Christian parents and students will come to different views about wear it purple. Some will stay at home, others will go to school in purple. Others will go to school not in purple at all. 

Someone not wearing purple might say “I have different views and another loyalty, to Jesus”. Someone wearing purple might say “I want to respect you. I will disagree sometimes though.”

Others will stay away or be simply silent.

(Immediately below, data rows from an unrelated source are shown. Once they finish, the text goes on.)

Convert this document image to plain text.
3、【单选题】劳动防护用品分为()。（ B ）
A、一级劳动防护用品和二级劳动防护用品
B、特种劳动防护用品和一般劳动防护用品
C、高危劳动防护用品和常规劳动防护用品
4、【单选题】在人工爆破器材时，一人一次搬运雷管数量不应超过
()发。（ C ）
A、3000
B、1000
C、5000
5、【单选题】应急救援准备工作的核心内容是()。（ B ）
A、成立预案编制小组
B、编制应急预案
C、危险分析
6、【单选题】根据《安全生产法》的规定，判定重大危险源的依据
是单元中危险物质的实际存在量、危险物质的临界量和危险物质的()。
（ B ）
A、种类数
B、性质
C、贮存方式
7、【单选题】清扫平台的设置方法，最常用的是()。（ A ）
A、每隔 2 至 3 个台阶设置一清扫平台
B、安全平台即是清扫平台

It will be important to do what best helps the students in your family. Who may be shy, or bold. They might be articulate or quiet. They might have LGBTIQA+ friends and that might make a difference. They may be popular, have a strong friendship network or be isolated – and you might not wish to make that worse. They might have other ways to express their faith like the footballers have prayer circles. At the end of the day, whether your family chooses to wear purple or defy it, you remain united in Christ with the other Christians around you whether they make the same decision or not.


Christian students will likely come to see themselves as a minority. That can be hard for teenagers in a “fitting in” phase. When we get to heaven we can ask God why a majority of Australians don’t follow Jesus. But in the meantime let’s be a joyful minority that cares. 

It may be that the purple-wearing student down the road is the one you should invite home. Don’t let the purple stop you.

Someone close to me finished high school with two good friends, one a lesbian, and the other a Muslim. Christian kids should be good friends. Don’t let the purple stop you.